Azure Service Fabric publish upgrade from Visual Studio - PowerShell Script Error

Azure Service Fabric publish upgrade from Visual Studio - PowerShell Script Error - azure-service-fabric

I am trying to publish an upgrade of a Service Fabric application from Visual Studio 2017 to our Azure Service Fabric Cluster. In mid-September, I successfully published an upgrade of this same app with same PowerShell script to SFC with no issues. I am now trying to upgrade it at the next version number and suddenly getting this error.
I get the following error during Publish, related to Powershell.
2>Started executing script 'Deploy-FabricApplication.ps1'.

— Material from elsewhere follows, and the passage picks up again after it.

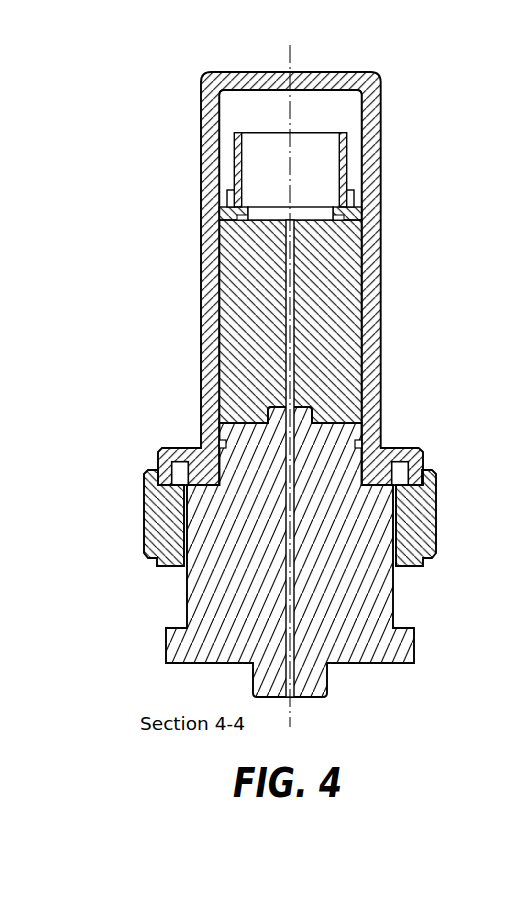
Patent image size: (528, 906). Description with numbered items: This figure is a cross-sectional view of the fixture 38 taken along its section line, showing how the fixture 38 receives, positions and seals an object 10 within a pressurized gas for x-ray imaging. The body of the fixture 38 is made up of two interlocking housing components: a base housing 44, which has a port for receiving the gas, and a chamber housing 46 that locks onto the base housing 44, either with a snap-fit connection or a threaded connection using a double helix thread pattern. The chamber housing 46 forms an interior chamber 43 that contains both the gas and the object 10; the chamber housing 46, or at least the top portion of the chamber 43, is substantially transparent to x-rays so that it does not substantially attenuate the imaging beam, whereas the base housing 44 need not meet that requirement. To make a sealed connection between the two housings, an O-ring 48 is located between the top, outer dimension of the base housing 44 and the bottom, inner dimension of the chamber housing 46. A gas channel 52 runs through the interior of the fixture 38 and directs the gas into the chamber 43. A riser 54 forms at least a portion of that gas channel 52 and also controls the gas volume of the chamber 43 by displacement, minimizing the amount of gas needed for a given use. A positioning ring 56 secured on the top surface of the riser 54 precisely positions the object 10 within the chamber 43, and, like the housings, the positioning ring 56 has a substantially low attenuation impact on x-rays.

2>powershell -NonInteractive -NoProfile -WindowStyle Hidden -ExecutionPolicy Bypass -Command ". 'C:\Users\pj\Source\Workspaces\VDevelopment\trunk\Services\Sources\src\For.Application.ServiceFabric.Sources\Scripts\Deploy-FabricApplication.ps1' -ApplicationPackagePath 'C:\Users\pj\Source\Workspaces\VDevelopment\trunk\Services\Sources\src\For.Application.ServiceFabric.Sources\pkg\Debug' -PublishProfileFile 'C:\Users\pj\Source\Workspaces\VDevelopment\trunk\Services\Sources\src\For.Application.ServiceFabric.Sources\PublishProfiles\Cloud.xml' -DeployOnly:$false -ApplicationParameter:#{} -UnregisterUnusedApplicationVersionsAfterUpgrade $false -OverrideUpgradeBehavior 'None' -OverwriteBehavior 'SameAppTypeAndVersion' -SkipPackageValidation:$false -ErrorAction Stop"
2>Copying application package to image store...
2>Upload to Image Store succeeded
2>Registering application type...
2>Register application type started. Use Get-ServiceFabricApplicationType to query for status.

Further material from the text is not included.